Kamlesh, yang mengajar musik dengan Harmony Manipur, mengadakan sesi di ruangan kecil berukuran 8/8: untuk anak-anak dari berbagai usia, ia memiliki slot yang berbeda. Di antara anak-anak tersebut terdapat Nongdamba yang berusia 12 tahun dari Kelas 5, yang mengatakan kepada The Indian Express bahwa Chaoba telah menghadiahkannya sebuah seruling, yang dia latih setiap malam sepulang sekolah hingga senja. Kamlesh berkata bahwa kami mendapat respon yang baik. “Kami berencana untuk memasukkan lebih banyak sesi untuk anak-anak.”
Bidyasagar Moirangthem, anggota Masyarakat Matai, berkata, “Kami memulai proyek ini untuk mengurangi trauma. Sekarang kami mencoba membawanya ke level berikutnya – mulai dari pelatihan vokal hingga pengajaran cara memainkan alat musik.

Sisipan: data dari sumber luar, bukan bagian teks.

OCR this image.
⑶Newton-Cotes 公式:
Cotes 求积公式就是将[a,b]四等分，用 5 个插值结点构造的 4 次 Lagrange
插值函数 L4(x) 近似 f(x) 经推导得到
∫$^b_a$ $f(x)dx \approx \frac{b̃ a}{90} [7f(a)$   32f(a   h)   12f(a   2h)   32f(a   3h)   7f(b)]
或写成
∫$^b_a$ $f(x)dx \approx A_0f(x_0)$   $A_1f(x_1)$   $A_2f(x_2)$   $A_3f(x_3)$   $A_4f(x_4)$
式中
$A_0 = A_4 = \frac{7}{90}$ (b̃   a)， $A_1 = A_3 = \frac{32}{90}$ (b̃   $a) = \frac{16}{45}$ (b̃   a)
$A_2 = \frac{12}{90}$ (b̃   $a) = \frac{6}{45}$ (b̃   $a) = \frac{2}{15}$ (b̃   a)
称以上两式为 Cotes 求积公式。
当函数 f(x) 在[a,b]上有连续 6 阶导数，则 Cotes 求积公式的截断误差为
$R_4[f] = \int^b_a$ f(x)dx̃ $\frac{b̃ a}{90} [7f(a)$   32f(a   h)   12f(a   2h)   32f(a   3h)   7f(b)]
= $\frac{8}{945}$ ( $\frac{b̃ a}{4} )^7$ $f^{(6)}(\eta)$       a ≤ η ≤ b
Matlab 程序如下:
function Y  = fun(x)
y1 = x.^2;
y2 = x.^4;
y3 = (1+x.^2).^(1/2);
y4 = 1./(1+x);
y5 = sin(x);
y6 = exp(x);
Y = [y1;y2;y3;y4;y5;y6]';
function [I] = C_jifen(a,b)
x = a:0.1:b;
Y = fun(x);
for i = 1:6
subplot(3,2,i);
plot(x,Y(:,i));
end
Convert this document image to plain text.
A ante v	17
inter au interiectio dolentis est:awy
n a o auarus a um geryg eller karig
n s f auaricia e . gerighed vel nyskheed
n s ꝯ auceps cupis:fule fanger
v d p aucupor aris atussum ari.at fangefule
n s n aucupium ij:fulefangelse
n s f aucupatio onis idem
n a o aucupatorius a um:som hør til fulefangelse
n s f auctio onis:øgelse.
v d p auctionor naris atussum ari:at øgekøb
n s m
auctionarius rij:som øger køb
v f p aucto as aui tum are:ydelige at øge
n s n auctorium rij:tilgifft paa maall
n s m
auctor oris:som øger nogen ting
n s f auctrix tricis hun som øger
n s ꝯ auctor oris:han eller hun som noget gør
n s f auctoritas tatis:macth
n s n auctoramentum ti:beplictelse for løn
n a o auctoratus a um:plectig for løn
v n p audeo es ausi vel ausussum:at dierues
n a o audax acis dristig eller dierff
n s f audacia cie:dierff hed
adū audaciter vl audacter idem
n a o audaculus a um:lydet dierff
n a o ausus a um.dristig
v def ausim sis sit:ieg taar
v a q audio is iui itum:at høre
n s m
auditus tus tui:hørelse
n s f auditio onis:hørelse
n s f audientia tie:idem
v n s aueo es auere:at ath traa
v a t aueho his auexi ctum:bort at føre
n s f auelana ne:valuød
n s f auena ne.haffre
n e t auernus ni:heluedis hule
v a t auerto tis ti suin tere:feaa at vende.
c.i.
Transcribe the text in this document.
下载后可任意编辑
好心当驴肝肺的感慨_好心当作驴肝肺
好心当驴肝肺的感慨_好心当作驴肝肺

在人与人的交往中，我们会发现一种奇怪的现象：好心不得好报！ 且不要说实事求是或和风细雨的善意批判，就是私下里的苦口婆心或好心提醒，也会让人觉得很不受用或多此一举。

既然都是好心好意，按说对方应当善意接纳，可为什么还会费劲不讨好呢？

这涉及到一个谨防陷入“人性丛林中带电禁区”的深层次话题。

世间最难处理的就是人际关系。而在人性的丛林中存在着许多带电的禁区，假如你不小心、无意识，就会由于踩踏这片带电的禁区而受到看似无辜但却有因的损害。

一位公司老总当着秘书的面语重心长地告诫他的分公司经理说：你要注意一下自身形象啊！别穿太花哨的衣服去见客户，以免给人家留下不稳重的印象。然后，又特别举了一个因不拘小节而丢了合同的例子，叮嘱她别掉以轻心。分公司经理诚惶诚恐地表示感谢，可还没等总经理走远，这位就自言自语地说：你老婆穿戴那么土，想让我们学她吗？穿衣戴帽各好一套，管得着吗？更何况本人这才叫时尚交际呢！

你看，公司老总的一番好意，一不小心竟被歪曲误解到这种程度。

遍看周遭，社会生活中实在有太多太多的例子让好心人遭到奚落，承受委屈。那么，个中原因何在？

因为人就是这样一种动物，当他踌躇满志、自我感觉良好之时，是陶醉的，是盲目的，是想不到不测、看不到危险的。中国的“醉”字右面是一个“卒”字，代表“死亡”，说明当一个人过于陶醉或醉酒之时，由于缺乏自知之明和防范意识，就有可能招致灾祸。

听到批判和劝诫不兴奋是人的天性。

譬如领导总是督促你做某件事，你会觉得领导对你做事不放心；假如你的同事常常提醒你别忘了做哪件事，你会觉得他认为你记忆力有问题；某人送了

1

Seperti Chaoba, pada Agustus tahun lalu, Noel Suzi Kuki mendirikan Relief Camp Hills untuk anak-anak. Dia melarikan diri ke Nagaland setelah rumahnya dibakar di Imphal. Sekembalinya, ia merasa tidak puas dengan kelegaan berupa “melepaskan pakaiannya dan pergi”.
“Anak-anak di perbukitan ingin keluar rumah. Jadi, kami akhirnya mengadakan sepak bola, olahraga lain, dan acara jalan-jalan,” katanya, seraya menambahkan bahwa gereja setempat berperan penting dalam menyelenggarakan sesi musik dan paduan suara pada saat distriknya sedang terguncang akibat wabah dan kerusuhan.
Bishantham Yumnam, pemilik toko buku Buku dan Kopi di ibu kota negara bagian, khawatir dia bisa “menjadi bermusuhan” kapan saja selama festival buku anak-anak pada bulan Juni dan Juli tahun ini, yang mencakup sesi kaligrafi dan seni. Namun kegembiraan melihat anak-anak membuat kincir, kelinci, dan bunga dari kertas lebih besar daripada bahayanya. Tokonya dibuka untuk acara budaya pada tahun 2014 dan merupakan salah satu dari sedikit toko yang selamat dari konflik. “Saya melihat banyak wajah anak-anak yang berubah dari khawatir menjadi bahagia,” ujarnya. “Itulah sebabnya aku melakukan apa yang aku lakukan.”